Transformers-compatible checkpoint
Hi! This is such a fun project!
I just wanted to request a transformers-compatible checkpoint to make it easier for people to use and convert the model to other formats (I want to create an ONNX export, for example).
There is a conversion script which should be handy: https://github.com/huggingface/transformers/blob/02063e683595e4a3e7f4e5be2fee17cab129e4bb/src/transformers/models/nanochat/convert_nanochat_checkpoints.py
and
@burtenshaw has a nice article at https://huggingface.co/spaces/nanochat-students/transformers (maybe he can help out too!)

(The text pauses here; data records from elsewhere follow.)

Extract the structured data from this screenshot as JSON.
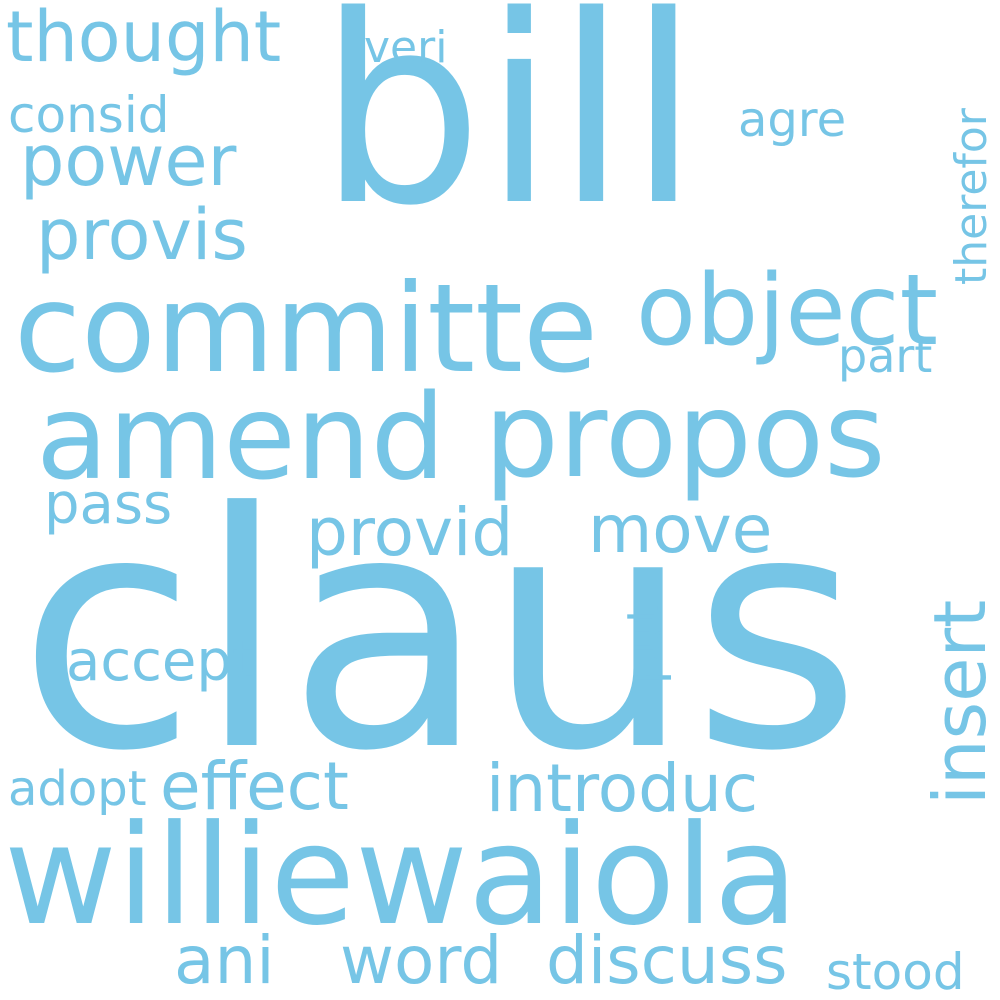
{
  "theme": {
    "background": "#ffffff",
    "word_color": "#76c5e6"
  },
  "words": {
    "bill": "bill",
    "claus": "claus",
    "committe": "committe",
    "propos": "propos",
    "amend": "amend",
    "williewaiola": "williewaiola",
    "object": "object",
    "insert": "insert",
    "thought": "thought",
    "provis": "provis",
    "power": "power",
    "consid": "consid",
    "veri": "veri",
    "agre": "agre",
    "therefor": "therefor",
    "part": "part",
    "pass": "pass",
    "provid": "provid",
    "move": "move",
    "accept": "accept",
    "put": "put",
    "adopt": "adopt",
    "effect": "effect",
    "introduc": "introduc",
    "ani": "ani",
    "word": "word",
    "discuss": "discuss",
    "stood": "stood"
  }
}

Thanks! I'll get to it and let you know when I have!
Great to hear! thanks!
After looking into this a little, it seems like the convert_nanochat_checkpoints script hasn't been updated to accommodate a few of the latest Nanochat architectural features used to train the original model. Conversion might be a little more involved than first anticipated - I'll let you know!

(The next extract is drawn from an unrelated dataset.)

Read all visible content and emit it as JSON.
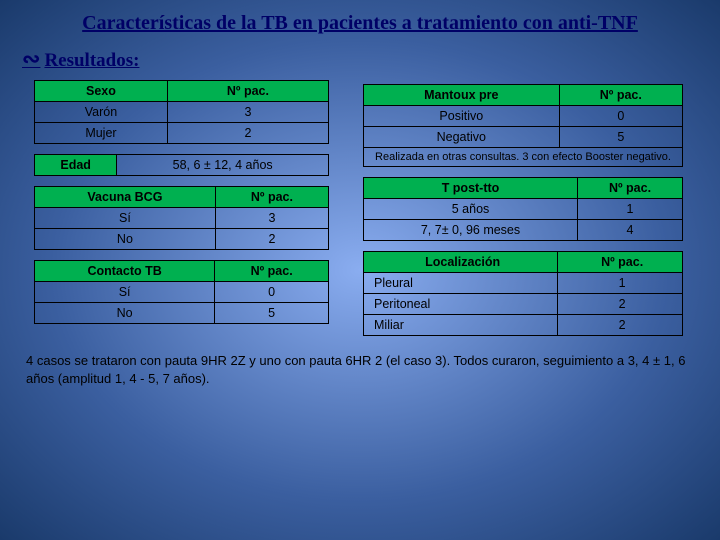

After further investigation, I've decided that what I'm going to do is train a new base and instruct-tuned model using transformers and Llama architecture, and upload those as fresh checkpoints. They will be slightly larger, trained on much more data, and better able to handle the representative sample of user requests I've encountered while this is live. Closing this thread for now, and I'll let you know when the new models are uploaded!